Sociedad
Abuela de Navarra a los 107 años
Cándida Jauregi Magirena es desde el martes la persona de mayor edad en la Comunidad foral. Vive con uno de sus cuatro hijos en el corazón de Amaiur. Limitada la vitalidad de tiempos en que derrochó esfuerzo, le gusta escuchar canciones vascas


Publicado el 14/10/2022 a las 06:00
Navarra goza de buena salud. Puede presumir de ser cuna de vidas bendecidas con una edad centenaria. En el ránking de la longevidad, al que por curiosidad y envidia sana se mira de refilón, Cándida Jauregi Magirena tomó el martes el relevo de la estellesa María Estrada Aramendia. Nueve meses separaban una de la otra como coetáneas de 107 años.
Por las reglas de la vida, el privilegio de encabezar ahora la nómina de la edad en Navarra recae en la primera de ellas. Reside en la casa Arginenea, “diferente del caserío Arginenea”, en el corazón de Amaiur, donde el pasado 3 de septiembre sumó una nueva vela de cumpleaños. En esa fecha, pero en 1915, vio la luz en el caserío Salaberriko Borda del propio lugar, como se conocen a los pueblos en Baztan.
Reside con uno en sus cuatro hijos, Félix, y cuenta con 7 nietos, amén de otros tantos biznietos. Enviudó en 1995 de Joxe Inda.
La rutina en la celebración de sus cumpleaños se ha visto interrumpida parcialmente en los últimos años con motivo de la pandemia. Hasta entonces, el 3 de septiembre, en su casa había misa por iniciativa y compromiso afectuoso de Juan Felipe Franchez, quien fuera sacerdote adscrito a Azpilkueta.
Eso sí, a falta de misa hubo mesa preparada con ricas vituallas y una tarta rematada con los dígitos de 107. No faltaron los cuatro hermanos -Maritxu, María Belén, Fermín y Félix- como descendientes suyos que quisieron abrazar a la amatxi hasta ahora de Baztan y desde esta semana de Navarra entera.
La vida de Cándida está tejida por el mismo patrón. “Se levanta a media mañana, desayuna y suele oír un poco de música. Le gusta las canciones vascas”, relata su hija Maritxu. “Come hacia la una y media y luego se va a la siesta hasta las cinco y media”. Si prolonga su descanso es porque “está más a gusto en la cama”. La monotonía de las tardes vuelven a estar interrumpidas por “las canciones” que escucha con auriculares y que, en ocasiones, tararea en episodios que le hacen recordar etapas pasadas y fiestas de guardar en su corazón.
Las limitaciones propias de su edad explican la reducción de sus capacidades de escucha y vista, además de movimiento. “Desde hace tres o cuatro años” necesita de una silla de ruedas para desplazarse.
Cándida hace honor a su nombre.

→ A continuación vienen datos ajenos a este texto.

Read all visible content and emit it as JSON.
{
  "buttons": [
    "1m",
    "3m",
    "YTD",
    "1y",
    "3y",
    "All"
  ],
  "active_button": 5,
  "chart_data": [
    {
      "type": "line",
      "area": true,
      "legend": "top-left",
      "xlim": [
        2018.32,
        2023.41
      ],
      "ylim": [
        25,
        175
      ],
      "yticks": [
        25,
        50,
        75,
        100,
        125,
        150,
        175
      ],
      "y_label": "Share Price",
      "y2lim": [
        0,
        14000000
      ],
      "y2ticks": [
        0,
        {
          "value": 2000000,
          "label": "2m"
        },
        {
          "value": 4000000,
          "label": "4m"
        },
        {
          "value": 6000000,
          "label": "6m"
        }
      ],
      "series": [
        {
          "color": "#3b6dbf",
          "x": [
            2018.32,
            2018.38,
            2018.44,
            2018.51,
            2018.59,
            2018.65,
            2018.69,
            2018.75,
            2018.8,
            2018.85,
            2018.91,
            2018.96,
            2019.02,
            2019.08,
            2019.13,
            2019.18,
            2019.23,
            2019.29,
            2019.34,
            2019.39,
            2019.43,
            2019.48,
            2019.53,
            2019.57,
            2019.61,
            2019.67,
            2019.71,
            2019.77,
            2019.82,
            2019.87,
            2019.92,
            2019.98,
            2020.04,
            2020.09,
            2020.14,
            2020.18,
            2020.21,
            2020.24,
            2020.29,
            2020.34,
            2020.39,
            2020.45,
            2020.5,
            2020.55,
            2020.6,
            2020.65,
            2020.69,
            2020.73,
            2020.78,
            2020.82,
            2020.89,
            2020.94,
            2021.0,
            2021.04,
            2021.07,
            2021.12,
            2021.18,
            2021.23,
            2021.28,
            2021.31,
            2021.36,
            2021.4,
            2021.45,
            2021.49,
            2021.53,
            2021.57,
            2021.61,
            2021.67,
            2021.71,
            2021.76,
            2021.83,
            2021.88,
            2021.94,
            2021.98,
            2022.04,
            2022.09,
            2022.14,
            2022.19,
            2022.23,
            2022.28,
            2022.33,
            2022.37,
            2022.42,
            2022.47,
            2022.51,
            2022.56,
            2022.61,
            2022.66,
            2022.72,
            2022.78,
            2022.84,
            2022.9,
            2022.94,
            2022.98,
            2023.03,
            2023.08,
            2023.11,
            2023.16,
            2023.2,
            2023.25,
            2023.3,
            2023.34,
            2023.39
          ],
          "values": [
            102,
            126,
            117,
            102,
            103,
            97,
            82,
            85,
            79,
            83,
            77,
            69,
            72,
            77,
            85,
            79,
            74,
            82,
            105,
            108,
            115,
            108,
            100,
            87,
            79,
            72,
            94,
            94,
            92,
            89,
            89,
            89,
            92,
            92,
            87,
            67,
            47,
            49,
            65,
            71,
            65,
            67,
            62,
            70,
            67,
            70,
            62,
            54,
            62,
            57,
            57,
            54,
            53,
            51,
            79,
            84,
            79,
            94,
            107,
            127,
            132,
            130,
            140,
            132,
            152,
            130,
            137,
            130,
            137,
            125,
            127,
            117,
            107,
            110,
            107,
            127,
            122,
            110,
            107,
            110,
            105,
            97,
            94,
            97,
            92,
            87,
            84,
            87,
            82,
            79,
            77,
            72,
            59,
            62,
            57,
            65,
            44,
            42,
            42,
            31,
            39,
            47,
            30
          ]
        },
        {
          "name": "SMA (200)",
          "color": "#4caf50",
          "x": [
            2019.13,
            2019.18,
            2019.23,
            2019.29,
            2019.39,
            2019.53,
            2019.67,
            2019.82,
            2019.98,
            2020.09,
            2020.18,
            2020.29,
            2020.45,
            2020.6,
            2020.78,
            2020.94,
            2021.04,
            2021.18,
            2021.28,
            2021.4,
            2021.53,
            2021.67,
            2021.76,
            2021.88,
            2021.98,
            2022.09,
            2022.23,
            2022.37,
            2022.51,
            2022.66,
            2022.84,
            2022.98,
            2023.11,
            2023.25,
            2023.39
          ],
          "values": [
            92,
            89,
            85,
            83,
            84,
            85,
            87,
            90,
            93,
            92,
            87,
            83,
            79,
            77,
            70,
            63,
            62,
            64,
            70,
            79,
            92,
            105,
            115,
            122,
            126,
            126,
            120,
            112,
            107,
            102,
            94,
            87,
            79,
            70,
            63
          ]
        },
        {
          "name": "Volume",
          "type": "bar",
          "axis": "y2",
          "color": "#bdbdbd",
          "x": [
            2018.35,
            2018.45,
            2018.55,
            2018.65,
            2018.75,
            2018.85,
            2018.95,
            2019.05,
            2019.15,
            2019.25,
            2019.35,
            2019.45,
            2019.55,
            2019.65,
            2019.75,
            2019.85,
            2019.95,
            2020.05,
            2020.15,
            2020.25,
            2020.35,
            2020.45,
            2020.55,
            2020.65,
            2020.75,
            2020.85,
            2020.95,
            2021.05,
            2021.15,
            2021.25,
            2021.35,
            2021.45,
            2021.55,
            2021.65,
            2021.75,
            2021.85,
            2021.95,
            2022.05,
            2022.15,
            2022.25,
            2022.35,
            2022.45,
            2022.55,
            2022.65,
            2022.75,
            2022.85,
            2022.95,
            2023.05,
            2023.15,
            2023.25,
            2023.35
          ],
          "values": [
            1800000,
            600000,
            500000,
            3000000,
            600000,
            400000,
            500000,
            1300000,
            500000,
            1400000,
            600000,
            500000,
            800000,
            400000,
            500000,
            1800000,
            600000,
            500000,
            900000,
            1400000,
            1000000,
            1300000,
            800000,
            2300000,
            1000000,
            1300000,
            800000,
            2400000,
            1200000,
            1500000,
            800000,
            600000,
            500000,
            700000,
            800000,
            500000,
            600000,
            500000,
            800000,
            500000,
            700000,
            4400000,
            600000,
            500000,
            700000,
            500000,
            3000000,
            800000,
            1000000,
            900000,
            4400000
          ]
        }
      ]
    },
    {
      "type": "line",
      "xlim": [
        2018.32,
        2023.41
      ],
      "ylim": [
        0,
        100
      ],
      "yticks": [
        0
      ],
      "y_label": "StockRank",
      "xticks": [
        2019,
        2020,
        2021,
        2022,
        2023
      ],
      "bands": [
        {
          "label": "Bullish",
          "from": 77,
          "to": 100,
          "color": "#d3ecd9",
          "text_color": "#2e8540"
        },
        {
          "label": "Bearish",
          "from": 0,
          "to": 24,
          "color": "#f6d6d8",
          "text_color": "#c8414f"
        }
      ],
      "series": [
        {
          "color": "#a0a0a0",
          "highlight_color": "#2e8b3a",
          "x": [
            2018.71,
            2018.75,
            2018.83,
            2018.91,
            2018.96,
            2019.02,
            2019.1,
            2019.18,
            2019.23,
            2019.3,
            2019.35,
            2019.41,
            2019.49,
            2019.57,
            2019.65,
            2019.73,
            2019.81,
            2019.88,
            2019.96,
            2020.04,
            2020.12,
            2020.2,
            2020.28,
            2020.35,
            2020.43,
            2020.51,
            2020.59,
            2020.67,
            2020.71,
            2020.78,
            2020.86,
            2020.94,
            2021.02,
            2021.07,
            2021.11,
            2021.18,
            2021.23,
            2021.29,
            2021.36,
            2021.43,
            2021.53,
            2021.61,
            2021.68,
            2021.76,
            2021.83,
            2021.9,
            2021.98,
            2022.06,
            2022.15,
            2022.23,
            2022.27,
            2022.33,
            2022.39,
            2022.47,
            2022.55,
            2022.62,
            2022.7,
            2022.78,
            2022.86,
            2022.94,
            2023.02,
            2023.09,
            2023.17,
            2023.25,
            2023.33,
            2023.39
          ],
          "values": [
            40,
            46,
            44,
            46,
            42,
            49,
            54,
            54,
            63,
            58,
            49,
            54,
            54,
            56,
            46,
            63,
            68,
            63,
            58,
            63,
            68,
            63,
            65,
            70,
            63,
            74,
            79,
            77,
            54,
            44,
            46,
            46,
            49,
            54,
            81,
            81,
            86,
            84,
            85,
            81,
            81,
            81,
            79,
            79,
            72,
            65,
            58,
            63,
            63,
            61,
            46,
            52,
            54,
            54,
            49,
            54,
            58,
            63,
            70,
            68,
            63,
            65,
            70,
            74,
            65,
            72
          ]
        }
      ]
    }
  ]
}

Cuando las fuerzas le acompañaban no tenía reparo en ayudar a sostener la economía doméstica con tareas en el campo. Y aún en tiempos difíciles ejercía “de costurera para toda la familia”, observa Maritxu.
LA RECETA DE LA SALUD
El apego a la tierra fue significativo en su vida por ser vivero de la alimentación. Hasta que cumplió los 12 años, compaginó la ayuda a sus padres en el campo con la apertura de su intelecto a los conocimientos enseñados en la escuela, que entonces se localizada en la casa Kallonea, de Amaiur.
En períodos de estrecheces, como el que azotó el país en la Guerra Civil y a su término, no hubo hambre en Salaberiko Borda, según los recuerdos compartidos con sus hijos. El pan elaborado en casa, además de los frutos de la huerta, y el aporte de los animales, ayudaron a aliviar penurias.
Precisamente en los buenos alimentos, que le son proporcionados en el entorno, se encuentra el secreto de una larga vida. No hace ascos al tocino blanco, que tiene como una de sus apetencias predilectas. La tranquilidad de los pueblos acunados en silencio y envueltos en un marco de postal, como es Amaiur, es otra de las recetas de gozar de buena salud.
Es así que, apoyada en una alimentación sana y después del descanso de la noche, Cándida se despierte con su mayor lucidez. Acusa, dentro de la lógica comprensible, el paso de las horas. Con todo tiene fuerzas para escuchar las canciones que, a medida mañana y por la tarde, envalentonan su ánimo como melodías que le hacen recordar y revivir.